Storm Smith, ’10, directs “Everyone Can Code” ASL videos with collaboration between Apple, BBDO

March 01, 2019

Author: Andrew Greenman, ’10

Storm Smith, ’10, art director of BBDO Worldwide, took part in a collaborative project between BBDO and Apple, Inc., in which seven ASL videos were developed to explain how to code in SWIFT, a new programming language introduced by Apple in 2014. Smith directed, filmed, and produced the videos, collaborating with Janette Barrios, Apple accessibility marketing and community manager.

Timothy Kettering, E-’98, and Will Johansson, software engineers with Lyft, translated the coding instructions into ASL. You can view the videos here: https://developer.apple.com/asl-videos.

"It was such an amazing feeling to be invited by Apple to lead such a vital project that would transform coding and finally make it accessible," said Smith. "This is a big boon for the community, especially rewarding young kids by having them learn how to code."

"I was excited to be given the opportunity by Apple to be part of this video series," said Kettering. "I think it is great that deaf people can have some access to learning materials presented in their own language from native signers. I have received news from educators at California School for the Deaf, Fremont (CSDF), that they have used the videos, along with some educational materials, in their STEM program. So I am really happy to see that our videos are being used already.

"It is my hope that this will be well received by the community, and that the community gives feedback to Apple so that they would consider making more videos on more advanced topics and to expand on current offerings."

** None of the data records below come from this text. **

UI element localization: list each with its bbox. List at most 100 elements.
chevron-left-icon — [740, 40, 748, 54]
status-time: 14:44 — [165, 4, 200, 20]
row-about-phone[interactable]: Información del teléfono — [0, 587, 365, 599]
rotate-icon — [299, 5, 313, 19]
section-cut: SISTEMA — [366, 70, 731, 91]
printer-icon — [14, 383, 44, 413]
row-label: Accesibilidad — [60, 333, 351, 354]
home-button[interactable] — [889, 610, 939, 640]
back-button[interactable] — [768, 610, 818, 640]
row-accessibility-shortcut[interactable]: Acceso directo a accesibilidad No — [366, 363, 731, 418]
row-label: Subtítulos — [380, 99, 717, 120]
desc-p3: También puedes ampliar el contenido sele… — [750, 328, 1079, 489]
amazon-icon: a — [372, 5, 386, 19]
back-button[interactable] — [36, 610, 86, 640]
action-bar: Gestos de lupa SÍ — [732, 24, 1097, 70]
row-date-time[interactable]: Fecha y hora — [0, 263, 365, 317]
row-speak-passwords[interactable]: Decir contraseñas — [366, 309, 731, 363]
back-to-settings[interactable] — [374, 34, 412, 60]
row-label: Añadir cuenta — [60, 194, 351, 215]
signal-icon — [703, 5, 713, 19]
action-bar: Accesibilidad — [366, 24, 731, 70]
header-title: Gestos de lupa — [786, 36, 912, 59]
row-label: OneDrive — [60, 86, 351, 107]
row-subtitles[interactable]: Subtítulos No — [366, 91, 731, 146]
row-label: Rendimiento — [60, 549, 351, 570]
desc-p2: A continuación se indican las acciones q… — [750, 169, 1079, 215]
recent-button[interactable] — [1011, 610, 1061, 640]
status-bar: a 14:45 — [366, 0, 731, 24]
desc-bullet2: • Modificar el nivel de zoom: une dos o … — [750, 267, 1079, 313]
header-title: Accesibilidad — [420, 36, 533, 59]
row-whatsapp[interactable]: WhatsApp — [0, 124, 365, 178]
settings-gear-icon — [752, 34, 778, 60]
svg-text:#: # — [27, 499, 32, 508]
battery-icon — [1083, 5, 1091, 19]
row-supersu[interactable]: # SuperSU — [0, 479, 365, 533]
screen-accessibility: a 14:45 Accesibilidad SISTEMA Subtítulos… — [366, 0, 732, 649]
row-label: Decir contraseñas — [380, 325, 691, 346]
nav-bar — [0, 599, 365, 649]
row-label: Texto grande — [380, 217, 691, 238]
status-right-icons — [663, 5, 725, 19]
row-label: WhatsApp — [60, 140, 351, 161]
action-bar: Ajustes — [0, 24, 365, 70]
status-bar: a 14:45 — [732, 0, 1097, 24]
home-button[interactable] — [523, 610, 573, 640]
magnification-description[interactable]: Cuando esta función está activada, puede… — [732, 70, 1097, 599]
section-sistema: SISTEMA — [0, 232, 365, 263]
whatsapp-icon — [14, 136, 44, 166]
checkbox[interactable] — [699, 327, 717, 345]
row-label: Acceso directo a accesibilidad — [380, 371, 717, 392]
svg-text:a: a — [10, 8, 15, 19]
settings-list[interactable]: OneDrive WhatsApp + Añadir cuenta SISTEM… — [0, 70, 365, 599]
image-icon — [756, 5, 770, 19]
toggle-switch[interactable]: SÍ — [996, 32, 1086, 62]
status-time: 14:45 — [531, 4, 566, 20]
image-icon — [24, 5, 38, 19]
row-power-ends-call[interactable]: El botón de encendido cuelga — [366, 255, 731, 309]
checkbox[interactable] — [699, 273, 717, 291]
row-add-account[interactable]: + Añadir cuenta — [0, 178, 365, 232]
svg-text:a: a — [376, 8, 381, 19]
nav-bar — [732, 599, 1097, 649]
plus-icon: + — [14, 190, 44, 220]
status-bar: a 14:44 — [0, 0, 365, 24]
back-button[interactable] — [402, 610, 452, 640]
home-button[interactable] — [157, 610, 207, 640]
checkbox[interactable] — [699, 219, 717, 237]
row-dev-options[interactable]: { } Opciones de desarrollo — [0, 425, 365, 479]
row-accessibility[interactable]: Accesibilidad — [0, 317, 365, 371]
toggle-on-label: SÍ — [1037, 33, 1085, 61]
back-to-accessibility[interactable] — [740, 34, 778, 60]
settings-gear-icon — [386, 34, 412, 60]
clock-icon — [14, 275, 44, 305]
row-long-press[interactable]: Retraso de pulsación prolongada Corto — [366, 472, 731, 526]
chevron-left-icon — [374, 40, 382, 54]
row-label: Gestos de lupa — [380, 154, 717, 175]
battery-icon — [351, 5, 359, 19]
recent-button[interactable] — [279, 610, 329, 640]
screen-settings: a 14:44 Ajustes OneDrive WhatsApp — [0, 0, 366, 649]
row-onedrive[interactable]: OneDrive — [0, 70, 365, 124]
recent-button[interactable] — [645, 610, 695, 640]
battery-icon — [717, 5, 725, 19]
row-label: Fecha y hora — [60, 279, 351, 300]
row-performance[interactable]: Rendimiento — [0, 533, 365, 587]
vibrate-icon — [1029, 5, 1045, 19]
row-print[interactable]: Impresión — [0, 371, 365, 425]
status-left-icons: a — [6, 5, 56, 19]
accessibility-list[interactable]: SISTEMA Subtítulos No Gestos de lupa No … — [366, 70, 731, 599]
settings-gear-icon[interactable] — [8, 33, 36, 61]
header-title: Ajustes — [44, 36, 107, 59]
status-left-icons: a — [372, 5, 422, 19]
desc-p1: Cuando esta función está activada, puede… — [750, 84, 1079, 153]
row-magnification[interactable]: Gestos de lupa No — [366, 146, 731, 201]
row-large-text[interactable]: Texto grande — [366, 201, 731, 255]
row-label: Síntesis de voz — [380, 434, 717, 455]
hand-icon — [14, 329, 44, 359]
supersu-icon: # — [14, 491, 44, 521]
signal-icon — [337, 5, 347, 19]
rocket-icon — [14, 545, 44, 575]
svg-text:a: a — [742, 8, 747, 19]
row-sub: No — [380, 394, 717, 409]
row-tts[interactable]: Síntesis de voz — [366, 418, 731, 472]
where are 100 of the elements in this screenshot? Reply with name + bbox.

Tim Cook, Apple CEO, noted as such during a press release in May 2018 when he and Nyle DiMarco, ’13, introduced SWIFT Playgrounds to students at CSDF.

"Apple's mission is to make products as accessible as possible," said Cook. "We created Everyone Can Code because we believe all students deserve an opportunity to learn the language of technology. We hope to bring Everyone Can Code to even more schools around the world serving students with disabilities."